Implementation:Marker Inc Korea AutoRAG Runner Run
| Knowledge Sources | |
|---|---|
| Domains | RAG Pipeline Execution, Query Processing |
| Last Updated | 2026-02-12 00:00 GMT |
Overview
Concrete tool for executing a user query through the full optimized RAG pipeline and returning a generated answer, provided by the AutoRAG framework.
Description
The Runner.run method creates a single-row pseudo QA DataFrame with the user's query, a UUID-based query ID, and empty ground truth placeholders. It then iterates through all module_instances in order, calling each module's pure method with the accumulated DataFrame and the module's parameters. After each module, it merges the new result columns into the running DataFrame by dropping duplicate column names from the previous result and concatenating. Finally, it extracts the value from the specified result_column (default generated_texts) and returns it.
The method handles column overlap explicitly: when a module produces columns that already exist in the DataFrame, the older versions are dropped in favor of the new ones.
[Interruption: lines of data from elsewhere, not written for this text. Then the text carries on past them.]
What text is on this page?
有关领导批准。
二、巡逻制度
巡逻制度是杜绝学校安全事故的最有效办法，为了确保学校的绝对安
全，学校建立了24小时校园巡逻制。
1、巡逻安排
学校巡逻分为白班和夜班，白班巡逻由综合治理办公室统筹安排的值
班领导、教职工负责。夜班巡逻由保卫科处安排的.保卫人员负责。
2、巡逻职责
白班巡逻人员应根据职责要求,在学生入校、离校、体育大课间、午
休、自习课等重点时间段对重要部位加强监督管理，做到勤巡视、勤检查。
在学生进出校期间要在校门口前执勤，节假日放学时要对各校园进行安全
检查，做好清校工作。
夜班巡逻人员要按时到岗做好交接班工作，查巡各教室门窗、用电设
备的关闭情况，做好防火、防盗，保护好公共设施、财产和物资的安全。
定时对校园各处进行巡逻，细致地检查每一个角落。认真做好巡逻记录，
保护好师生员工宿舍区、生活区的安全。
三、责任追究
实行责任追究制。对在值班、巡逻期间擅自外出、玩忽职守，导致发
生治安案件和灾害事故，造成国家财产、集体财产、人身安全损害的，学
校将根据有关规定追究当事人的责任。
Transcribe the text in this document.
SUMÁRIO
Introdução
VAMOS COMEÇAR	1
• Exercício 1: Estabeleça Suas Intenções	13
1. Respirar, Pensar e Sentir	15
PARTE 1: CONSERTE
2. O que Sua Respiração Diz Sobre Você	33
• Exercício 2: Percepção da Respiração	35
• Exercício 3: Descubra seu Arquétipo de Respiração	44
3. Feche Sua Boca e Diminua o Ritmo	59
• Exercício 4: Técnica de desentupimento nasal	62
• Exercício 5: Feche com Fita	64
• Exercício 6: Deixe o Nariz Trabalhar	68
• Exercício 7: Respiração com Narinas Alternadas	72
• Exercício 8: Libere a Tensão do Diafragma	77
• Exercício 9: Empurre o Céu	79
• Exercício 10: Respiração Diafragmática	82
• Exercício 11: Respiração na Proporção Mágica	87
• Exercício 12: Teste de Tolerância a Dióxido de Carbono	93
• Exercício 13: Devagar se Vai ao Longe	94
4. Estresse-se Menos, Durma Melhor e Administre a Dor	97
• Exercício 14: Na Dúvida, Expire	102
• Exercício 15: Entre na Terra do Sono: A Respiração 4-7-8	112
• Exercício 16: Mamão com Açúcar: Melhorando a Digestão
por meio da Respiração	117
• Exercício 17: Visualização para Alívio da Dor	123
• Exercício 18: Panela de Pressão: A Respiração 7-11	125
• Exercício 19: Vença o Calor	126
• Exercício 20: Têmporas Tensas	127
This allows modules such as rerankers to update retrieval scores without creating naming conflicts.
Usage
Import Runner and call run whenever you need synchronous, single-query inference from a deployed AutoRAG pipeline. For HTTP API deployment, use ApiRunner instead (which uses the same execution logic internally). For interactive chat, use GradioRunner.
Code Reference
Source Location
- Repository: AutoRAG
- File: autorag/deploy/base.py (lines 203-235)
Signature
class Runner(BaseRunner):
def run(self, query: str, result_column: str = "generated_texts") -> str:
Import
from autorag.deploy.base import Runner
I/O Contract
Inputs
| Name | Type | Required | Description |
|---|---|---|---|
| query | str | yes | The natural language query from the user |
| result_column | str | no | The DataFrame column name to extract the final result from. Default is "generated_texts", which is the standard output column of generation modules. |
Outputs
| Name | Type | Description |
|---|---|---|
| result | str | The generated answer text (or other column value if result_column is overridden) |
Usage Examples
Basic Usage
from autorag.deploy.base import Runner
# Initialize from a trial folder
runner = Runner.from_trial_folder(trial_path="./my_project/0")
# Run a single query
answer = runner.run("What are the key features of AutoRAG?")
print(answer)
# Output: "AutoRAG is an automated RAG pipeline optimization framework..."
Custom Result Column
from autorag.deploy.base import Runner
runner = Runner.from_yaml("./my_project/best.yaml", project_dir="./my_project")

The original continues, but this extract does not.